5 GUINEA PIG


5 GUINEA PIG


Dr. Shan had generally visited the ward with an entourage of six or seven doctors and housemen tagging along to observe. Now the others began showing up in smaller groups without Shan, probably because Nita's family and friends had badgered the specialists constantly with questions, and they had no answers to give them.

The other doctors had a pattern of callousness. They could not heal her, so they seemed to use her as some human textbook to increase their knowledge. They normally tested Nita's senses with sharp probes and then stood mumbling among themselves. Whenever Nita finally grew irritated enough to ask what they were saying, they invariably ignored the question with a smile, tapped her on the shoulder or ran their fingers through her hair, and said, "You'll be all right." It was the token "concern" that angered Nita most. She could not believe they really cared about anything beyond building their own careers.

They had a way of ignoring the civilities Nita had known all her life. They would leave the curtain open as they lifted her body and pulled her clothes off, and move her numb legs into a variety of positions, as if Nita had no pride. And always, more pricking with long needles. They exposed her womanhood without as much as a casual care. She was a sexless mannequin - an object, a thing.

At eleven one morning, one of the doctors arrived with the usual long needle. He put the patient through the usual embarrassing paces, carelessly probing and poking until she was on the verge of exploding. Then, without warning, Dr. Shan strode into the room, with the rest of the group on his heels. He marched directly to Nita's bed, talking loudly, obviously in the middle of some exciting medical discourse to his elite audience. He propped her legs up, pricked her once, and said, "Huh! So you can't feel, huh?" And he continued with his speech to the others.
Nita was seething - furious.

As Shan went on talking, he picked up her foot, spreading her legs wide, and began criss-crossing the base of her foot with the long needle. She could see she had become a guinea pig to him, an object lesson for medical students. He kept on talking at full speed, never looking down at the trenches he was digging in Nita's foot. After a while he flopped her on her side and continued his cutting on her thigh, still lecturing with reckless abandon.
Nita's eyes flashed silently; she was irate.

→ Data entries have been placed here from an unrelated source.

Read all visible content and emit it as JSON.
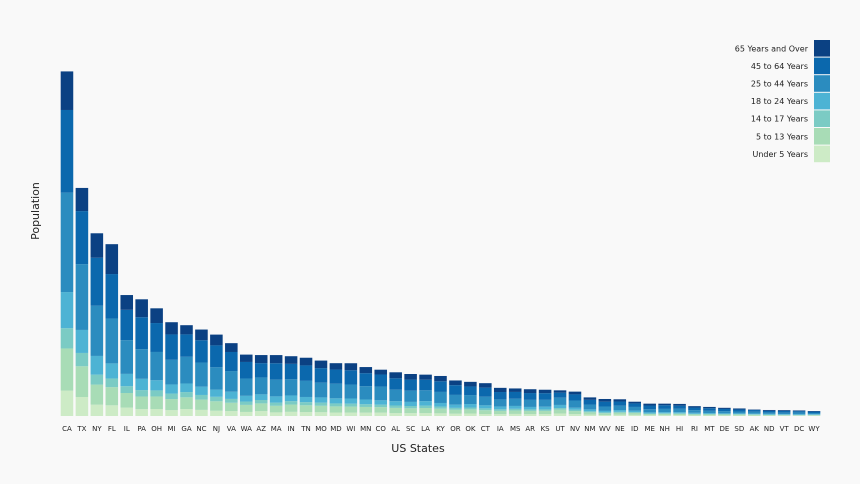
{
  "chart_data": {
    "type": "stacked-bar",
    "x_label": "US States",
    "y_label": "Population",
    "categories": [
      "CA",
      "TX",
      "NY",
      "FL",
      "IL",
      "PA",
      "OH",
      "MI",
      "GA",
      "NC",
      "NJ",
      "VA",
      "WA",
      "AZ",
      "MA",
      "IN",
      "TN",
      "MO",
      "MD",
      "WI",
      "MN",
      "CO",
      "AL",
      "SC",
      "LA",
      "KY",
      "OR",
      "OK",
      "CT",
      "IA",
      "MS",
      "AR",
      "KS",
      "UT",
      "NV",
      "NM",
      "WV",
      "NE",
      "ID",
      "ME",
      "NH",
      "HI",
      "RI",
      "MT",
      "DE",
      "SD",
      "AK",
      "ND",
      "VT",
      "DC",
      "WY"
    ],
    "ylim": [
      0,
      40000000
    ],
    "legend": "top-right",
    "series": [
      {
        "name": "Under 5 Years",
        "color": "#cdebc6",
        "values": [
          2704659,
          2027307,
          1208495,
          1140516,
          894368,
          737462,
          743750,
          625526,
          740521,
          652823,
          557421,
          522672,
          433119,
          515910,
          383568,
          443089,
          416334,
          399985,
          371787,
          362277,
          358471,
          358280,
          310504,
          303024,
          310716,
          284601,
          243483,
          266547,
          211637,
          201321,
          220813,
          202070,
          202529,
          268916,
          199175,
          148323,
          105435,
          132092,
          121746,
          71459,
          75297,
          87207,
          60934,
          61114,
          59319,
          58566,
          52083,
          41896,
          32635,
          36352,
          38253
        ]
      },
      {
        "name": "5 to 13 Years",
        "color": "#a8dcb6",
        "values": [
          4499890,
          3277946,
          2141490,
          1938695,
          1558919,
          1345341,
          1340492,
          1179503,
          1250460,
          1097890,
          1011656,
          887525,
          750274,
          828669,
          701752,
          780199,
          725948,
          690476,
          651923,
          640286,
          606802,
          587154,
          552339,
          517803,
          542341,
          493536,
          424167,
          438926,
          403658,
          345409,
          371502,
          343207,
          342134,
          413034,
          325650,
          241326,
          189649,
          215265,
          201192,
          133656,
          144235,
          134025,
          111408,
          106088,
          99496,
          94438,
          85640,
          67358,
          62538,
          50439,
          60890
        ]
      },
      {
        "name": "14 to 17 Years",
        "color": "#7bcbc4",
        "values": [
          2159981,
          1420518,
          1058031,
          925060,
          725973,
          679201,
          646135,
          585169,
          557860,
          492964,
          478505,
          413004,
          357782,
          362642,
          341713,
          361393,
          336312,
          331543,
          316873,
          311849,
          289371,
          261701,
          259034,
          245400,
          254916,
          229927,
          199925,
          200562,
          196918,
          165883,
          174405,
          157204,
          155822,
          167685,
          142976,
          112801,
          91074,
          99638,
          89702,
          69752,
          73826,
          64011,
          56198,
          53156,
          47414,
          45305,
          42153,
          33794,
          33757,
          25225,
          29314
        ]
      },
      {
        "name": "18 to 24 Years",
        "color": "#4db3d4",
        "values": [
          3853788,
          2454721,
          1999120,
          1607297,
          1311479,
          1203944,
          1081734,
          974480,
          919876,
          883397,
          769321,
          768475,
          610378,
          601943,
          665879,
          605863,
          550612,
          560463,
          543470,
          553914,
          507289,
          466194,
          450818,
          438147,
          471275,
          381394,
          338162,
          369916,
          325110,
          306398,
          305964,
          264160,
          293114,
          329585,
          212379,
          203097,
          157989,
          186657,
          147606,
          112682,
          119114,
          124834,
          114502,
          95232,
          84464,
          82869,
          74257,
          82629,
          61679,
          75569,
          53980
        ]
      },
      {
        "name": "25 to 44 Years",
        "color": "#2b8cbf",
        "values": [
          10604510,
          7017731,
          5355235,
          4782119,
          3596343,
          3157759,
          3019147,
          2628322,
          2846985,
          2575603,
          2379649,
          2203286,
          1850983,
          1804762,
          1782449,
          1724528,
          1719433,
          1569626,
          1556225,
          1487457,
          1416063,
          1464939,
          1231572,
          1193112,
          1162463,
          1179637,
          1044056,
          957085,
          916955,
          750505,
          764203,
          754420,
          728166,
          772024,
          769913,
          517154,
          470749,
          457177,
          406247,
          331809,
          345109,
          356237,
          277779,
          236297,
          230183,
          196738,
          198724,
          154913,
          155419,
          193557,
          137338
        ]
      },
      {
        "name": "45 to 64 Years",
        "color": "#0b68ad",
        "values": [
          8819342,
          5656528,
          5120254,
          4746856,
          3239173,
          3414001,
          3083815,
          2706100,
          2389018,
          2380685,
          2335168,
          2033550,
          1762811,
          1523681,
          1751508,
          1647881,
          1646623,
          1554812,
          1513754,
          1522038,
          1391878,
          1290094,
          1215966,
          1186019,
          1128771,
          1134283,
          1036269,
          918688,
          968967,
          788485,
          730133,
          727124,
          713663,
          538978,
          653357,
          501604,
          514505,
          451756,
          375173,
          397911,
          388250,
          331817,
          282321,
          278241,
          230528,
          210178,
          183159,
          166615,
          188593,
          140043,
          147279
        ]
      },
      {
        "name": "65 Years and Over",
        "color": "#0b4183",
        "values": [
          4114496,
          2472223,
          2607672,
          3187797,
          1575308,
          1910571,
          1570837,
          1304322,
          981024,
          1139052,
          1150941,
          940577,
          783877,
          862573,
          871098,
          813839,
          819626,
          805235,
          679565,
          750146,
          650519,
          511094,
          641667,
          596295,
          540314,
          565867,
          503998,
          490637,
          478007,
          444554,
          371315,
          407205,
          366706,
          246202,
          296717,
          260051,
          285067,
          240847,
          182150,
          199187,
          169978,
          190067,
          147646,
          137312,
          121688,
          116100,
          50277,
          94276,
          86649,
          70648,
          65614
        ]
      }
    ]
  }
}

Eventually he went back to her foot, oblivous to his patient, intent only on his words. Nita felt she was being treated like a corpse that refuses to co-operate by being considerate enough to die.

A ten-year-old girl in the next bed had watched the entire episode. Suddenly she shouted, "There's blood on her legs!"
Everyone stopped to look at the mess. Nita's foot was bleeding profusely from the ragged wound. Shan grabbed a wad of cotton and cleaned up the blood and promptly disappeared with his troops. Time to leave the zoo! Nita relaxed her jaws and let the tears brim up in her eyes. The shame, the humiliation, the aching hurt in her soul, was almost more than she could bear.
In mid-afternoon Nita's cousin Chris, a medical researcher, stopped by to visit. He looked at her leg in horror.

"What's this? What is this?" he exclaimed.
"It bled today when they tested me," Nita responded softly.
Chris was incredulous. "They're not supposed to test like that!" He stalked angrily out of the ward, hungry for a piece of the man who had carved up his cousin. But his angry attack on the doctor was like closing the barn door after the horse had gone. Nita would bear the scars of that lecture until her dying day.

She closed her eyes, trying to shut out the tension - but it was futile. She felt like a chunk of meat. Her body was numb. Her heart ached.

She longed to go home; to climb out of this white linen casket and back into the comfort of her own house. The house her daddy had built and promised to her. She longed for home, for her old room, for the garden, for the street that led down to the shore, for impromptu cricket matches with the neighbour kids, for her daddy.